By Sara Sadeghi Avai
Julian Barnes manages to bring history to life in this romantic and rather academic story. We are thrown into the middle of a university philosophy class and, along with every other classmate, watch as Neil falls in love with Professor Finch and her stoic ways. Barnes’s ability to create love and admiration of one character by another gives way to the boundless magic of imagination and humanity in writing. The author has built and broken a character in front of our eyes, and what we (and Neil) are privy to about Elizabeth’s life haunts us. Split into three parts, the book constitutes an academic essay about Julian the Apostate—a philosophical and historical icon for Elizabeth and the subject of Neil’s eventual tribute to her—sandwiched between Neil’s intimate account of learning about his beloved and respectable professor through her death, her past, and ultimately his own future.
Our first-person narrator is a beautifully spoken one and although one can argue the main character is Elizabeth Finch, I would argue that it is Neil who becomes the dreamlike person we readers would love to meet. We learn of his relationship with Elizabeth throughout the story, and Barnes is immaculate in placing clues in Neil’s sentences, creating the sense that Neil is telling us a story and laying the crumbs for us to follow. Does she love Neil, too? Or is their friendship just one of a love of academia and life’s great questions?

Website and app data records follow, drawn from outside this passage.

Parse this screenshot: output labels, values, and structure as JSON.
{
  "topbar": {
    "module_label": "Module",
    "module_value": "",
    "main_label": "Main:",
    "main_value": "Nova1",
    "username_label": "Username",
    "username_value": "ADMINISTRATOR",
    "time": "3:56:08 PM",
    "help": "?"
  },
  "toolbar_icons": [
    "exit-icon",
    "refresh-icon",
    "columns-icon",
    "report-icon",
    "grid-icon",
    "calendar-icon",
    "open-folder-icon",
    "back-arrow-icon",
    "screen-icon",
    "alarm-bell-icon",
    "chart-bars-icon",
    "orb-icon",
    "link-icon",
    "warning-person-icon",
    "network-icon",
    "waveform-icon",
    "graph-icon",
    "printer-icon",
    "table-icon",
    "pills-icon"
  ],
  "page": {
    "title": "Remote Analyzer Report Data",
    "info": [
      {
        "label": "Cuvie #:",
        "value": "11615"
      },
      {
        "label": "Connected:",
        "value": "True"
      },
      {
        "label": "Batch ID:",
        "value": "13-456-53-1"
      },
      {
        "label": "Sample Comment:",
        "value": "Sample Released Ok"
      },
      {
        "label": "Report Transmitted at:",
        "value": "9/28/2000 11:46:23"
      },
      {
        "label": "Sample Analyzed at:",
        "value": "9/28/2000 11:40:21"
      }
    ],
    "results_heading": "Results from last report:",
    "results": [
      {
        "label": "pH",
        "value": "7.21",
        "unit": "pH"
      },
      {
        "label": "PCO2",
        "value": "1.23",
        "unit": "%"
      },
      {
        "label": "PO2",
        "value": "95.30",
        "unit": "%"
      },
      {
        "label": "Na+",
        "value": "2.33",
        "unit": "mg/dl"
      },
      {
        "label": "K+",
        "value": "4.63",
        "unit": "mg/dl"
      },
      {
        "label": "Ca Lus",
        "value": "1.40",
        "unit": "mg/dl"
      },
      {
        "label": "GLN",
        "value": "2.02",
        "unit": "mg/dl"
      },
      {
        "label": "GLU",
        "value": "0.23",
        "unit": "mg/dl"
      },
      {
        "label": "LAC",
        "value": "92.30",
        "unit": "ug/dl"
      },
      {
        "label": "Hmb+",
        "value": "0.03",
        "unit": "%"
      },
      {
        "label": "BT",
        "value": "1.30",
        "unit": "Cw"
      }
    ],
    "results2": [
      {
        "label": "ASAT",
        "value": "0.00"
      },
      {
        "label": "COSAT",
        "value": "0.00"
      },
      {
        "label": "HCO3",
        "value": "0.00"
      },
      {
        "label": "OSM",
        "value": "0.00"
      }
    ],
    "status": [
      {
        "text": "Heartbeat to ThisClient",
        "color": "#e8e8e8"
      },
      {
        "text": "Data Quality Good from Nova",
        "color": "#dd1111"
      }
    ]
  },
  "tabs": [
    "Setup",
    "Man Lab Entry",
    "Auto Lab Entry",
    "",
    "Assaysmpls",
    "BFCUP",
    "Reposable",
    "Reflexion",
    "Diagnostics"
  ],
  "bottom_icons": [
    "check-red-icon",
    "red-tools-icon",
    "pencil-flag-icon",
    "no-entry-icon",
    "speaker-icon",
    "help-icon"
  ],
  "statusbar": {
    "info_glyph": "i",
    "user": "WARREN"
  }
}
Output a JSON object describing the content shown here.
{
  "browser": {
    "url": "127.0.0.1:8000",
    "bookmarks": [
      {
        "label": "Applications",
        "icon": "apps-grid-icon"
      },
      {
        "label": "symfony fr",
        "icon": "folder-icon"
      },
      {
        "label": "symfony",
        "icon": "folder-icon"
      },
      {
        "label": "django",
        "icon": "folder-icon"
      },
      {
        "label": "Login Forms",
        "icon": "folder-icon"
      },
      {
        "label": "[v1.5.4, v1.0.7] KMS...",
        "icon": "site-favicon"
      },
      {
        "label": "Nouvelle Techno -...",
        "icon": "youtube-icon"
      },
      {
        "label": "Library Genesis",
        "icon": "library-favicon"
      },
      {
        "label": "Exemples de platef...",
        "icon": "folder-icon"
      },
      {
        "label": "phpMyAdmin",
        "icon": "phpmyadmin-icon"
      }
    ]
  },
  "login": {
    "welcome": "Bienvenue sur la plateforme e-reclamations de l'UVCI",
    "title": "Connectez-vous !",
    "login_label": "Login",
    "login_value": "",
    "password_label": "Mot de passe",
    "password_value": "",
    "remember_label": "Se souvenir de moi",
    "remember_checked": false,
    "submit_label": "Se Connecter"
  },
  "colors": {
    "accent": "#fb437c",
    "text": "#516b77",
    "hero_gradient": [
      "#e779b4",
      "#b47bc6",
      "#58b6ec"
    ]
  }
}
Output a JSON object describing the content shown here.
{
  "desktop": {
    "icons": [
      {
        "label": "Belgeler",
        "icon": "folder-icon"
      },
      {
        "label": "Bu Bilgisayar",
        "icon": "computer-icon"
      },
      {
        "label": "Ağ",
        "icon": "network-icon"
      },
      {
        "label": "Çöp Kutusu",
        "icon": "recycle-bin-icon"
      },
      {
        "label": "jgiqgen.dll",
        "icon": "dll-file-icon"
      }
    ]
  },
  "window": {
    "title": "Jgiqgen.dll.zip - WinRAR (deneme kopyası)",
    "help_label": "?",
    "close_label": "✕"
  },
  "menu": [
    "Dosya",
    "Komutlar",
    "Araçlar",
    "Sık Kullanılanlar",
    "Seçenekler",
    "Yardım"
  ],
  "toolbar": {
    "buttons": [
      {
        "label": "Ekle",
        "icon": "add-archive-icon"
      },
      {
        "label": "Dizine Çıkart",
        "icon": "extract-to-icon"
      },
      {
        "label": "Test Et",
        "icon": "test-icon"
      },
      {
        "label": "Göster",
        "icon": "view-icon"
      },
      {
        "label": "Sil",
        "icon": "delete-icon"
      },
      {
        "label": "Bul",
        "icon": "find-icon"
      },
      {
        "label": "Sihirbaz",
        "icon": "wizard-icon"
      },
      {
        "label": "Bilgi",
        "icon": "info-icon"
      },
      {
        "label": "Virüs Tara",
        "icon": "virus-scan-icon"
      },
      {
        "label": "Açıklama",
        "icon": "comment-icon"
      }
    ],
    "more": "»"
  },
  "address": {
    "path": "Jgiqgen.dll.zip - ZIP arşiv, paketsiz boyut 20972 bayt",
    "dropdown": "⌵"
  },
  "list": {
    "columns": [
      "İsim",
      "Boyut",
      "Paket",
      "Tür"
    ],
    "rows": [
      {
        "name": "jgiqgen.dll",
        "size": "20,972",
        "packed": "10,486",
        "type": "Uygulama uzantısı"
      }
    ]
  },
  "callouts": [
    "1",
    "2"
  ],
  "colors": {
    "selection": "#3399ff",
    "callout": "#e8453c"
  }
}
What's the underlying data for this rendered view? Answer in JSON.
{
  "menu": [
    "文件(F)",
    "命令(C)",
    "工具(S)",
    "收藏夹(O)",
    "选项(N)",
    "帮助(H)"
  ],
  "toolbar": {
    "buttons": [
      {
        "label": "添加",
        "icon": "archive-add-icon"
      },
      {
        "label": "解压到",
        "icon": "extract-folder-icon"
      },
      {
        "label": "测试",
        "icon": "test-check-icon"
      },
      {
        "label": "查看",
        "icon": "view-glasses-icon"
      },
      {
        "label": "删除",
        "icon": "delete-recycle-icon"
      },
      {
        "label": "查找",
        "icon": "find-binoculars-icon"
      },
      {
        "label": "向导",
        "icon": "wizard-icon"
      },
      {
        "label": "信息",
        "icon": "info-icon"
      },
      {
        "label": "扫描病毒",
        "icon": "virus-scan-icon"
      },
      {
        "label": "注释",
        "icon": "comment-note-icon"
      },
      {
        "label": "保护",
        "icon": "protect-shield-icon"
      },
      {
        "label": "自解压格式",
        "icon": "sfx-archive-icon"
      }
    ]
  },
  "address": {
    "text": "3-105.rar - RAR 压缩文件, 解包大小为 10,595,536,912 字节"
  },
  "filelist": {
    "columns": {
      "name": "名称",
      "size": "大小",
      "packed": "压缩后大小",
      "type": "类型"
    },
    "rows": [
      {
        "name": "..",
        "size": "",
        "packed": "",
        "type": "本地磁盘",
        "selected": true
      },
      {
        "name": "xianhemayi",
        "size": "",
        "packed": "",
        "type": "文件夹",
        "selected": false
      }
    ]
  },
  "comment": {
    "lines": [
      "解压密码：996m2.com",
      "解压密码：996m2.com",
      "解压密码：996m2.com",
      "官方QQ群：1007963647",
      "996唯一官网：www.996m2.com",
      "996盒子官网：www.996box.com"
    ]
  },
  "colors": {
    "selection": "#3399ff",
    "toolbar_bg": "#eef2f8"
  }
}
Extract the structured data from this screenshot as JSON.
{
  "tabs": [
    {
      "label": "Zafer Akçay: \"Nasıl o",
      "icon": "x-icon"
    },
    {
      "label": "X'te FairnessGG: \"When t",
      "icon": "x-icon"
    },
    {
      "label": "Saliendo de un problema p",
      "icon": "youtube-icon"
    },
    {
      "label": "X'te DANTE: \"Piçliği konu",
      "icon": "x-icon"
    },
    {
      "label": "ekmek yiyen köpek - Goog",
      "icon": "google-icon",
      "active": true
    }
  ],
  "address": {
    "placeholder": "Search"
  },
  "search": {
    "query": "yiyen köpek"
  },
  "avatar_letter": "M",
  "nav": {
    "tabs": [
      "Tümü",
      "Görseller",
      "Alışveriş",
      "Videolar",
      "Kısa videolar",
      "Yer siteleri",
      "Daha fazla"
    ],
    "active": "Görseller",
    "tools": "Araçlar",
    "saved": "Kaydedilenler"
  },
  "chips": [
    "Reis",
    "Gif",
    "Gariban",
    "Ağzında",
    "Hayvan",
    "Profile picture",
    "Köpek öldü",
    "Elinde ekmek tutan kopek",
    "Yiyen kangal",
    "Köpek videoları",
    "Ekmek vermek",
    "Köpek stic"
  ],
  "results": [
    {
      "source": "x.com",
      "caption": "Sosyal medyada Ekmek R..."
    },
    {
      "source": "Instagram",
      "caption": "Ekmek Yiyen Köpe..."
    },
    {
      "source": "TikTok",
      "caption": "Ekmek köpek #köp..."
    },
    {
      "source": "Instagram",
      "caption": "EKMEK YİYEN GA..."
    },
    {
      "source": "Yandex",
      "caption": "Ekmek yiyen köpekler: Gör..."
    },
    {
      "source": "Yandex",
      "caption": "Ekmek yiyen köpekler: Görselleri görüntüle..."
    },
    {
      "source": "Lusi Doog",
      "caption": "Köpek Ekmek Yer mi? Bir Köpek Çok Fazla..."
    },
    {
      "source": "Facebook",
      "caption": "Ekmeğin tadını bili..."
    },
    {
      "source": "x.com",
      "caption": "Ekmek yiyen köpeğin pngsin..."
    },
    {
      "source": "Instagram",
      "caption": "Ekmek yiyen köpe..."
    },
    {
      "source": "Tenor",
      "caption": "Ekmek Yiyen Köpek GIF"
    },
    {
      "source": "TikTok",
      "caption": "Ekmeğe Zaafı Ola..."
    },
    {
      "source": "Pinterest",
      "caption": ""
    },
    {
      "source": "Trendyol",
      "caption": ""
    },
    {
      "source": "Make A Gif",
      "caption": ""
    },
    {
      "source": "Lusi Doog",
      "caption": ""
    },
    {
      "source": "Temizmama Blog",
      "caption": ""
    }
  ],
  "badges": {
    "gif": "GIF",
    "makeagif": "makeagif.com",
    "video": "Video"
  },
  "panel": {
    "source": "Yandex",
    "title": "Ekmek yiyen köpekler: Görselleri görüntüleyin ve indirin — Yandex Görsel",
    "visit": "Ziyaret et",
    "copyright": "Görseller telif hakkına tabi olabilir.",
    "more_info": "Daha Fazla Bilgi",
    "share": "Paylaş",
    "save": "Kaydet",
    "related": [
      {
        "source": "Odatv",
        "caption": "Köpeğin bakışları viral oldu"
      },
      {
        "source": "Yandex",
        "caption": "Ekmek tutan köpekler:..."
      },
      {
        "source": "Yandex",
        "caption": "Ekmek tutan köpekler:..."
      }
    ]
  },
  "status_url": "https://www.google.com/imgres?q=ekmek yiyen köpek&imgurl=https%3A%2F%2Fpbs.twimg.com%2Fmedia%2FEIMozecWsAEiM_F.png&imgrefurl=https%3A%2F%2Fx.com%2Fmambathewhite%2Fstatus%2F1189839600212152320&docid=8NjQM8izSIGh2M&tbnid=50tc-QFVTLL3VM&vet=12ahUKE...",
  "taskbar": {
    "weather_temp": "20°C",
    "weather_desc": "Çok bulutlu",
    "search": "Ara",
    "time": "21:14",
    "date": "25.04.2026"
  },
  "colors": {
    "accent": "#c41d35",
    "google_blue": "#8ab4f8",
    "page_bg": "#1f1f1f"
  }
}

Suffice it to say I was hooked from the first page, and my love of academia lore, the professor-student dynamic, and romantic stoics drank up each page. Although the middle chapter felt like a small interruption to a flawless narration, the final chapter combined nostalgic emotion and present-time feelings, creating a catharsis in the story’s final pages. As an English major, this was an absolute win for me, and I would recommend it to any history or romantic buffs.
Thank you to Random House Canada Publishing for providing a complimentary copy of the novel for an honest review.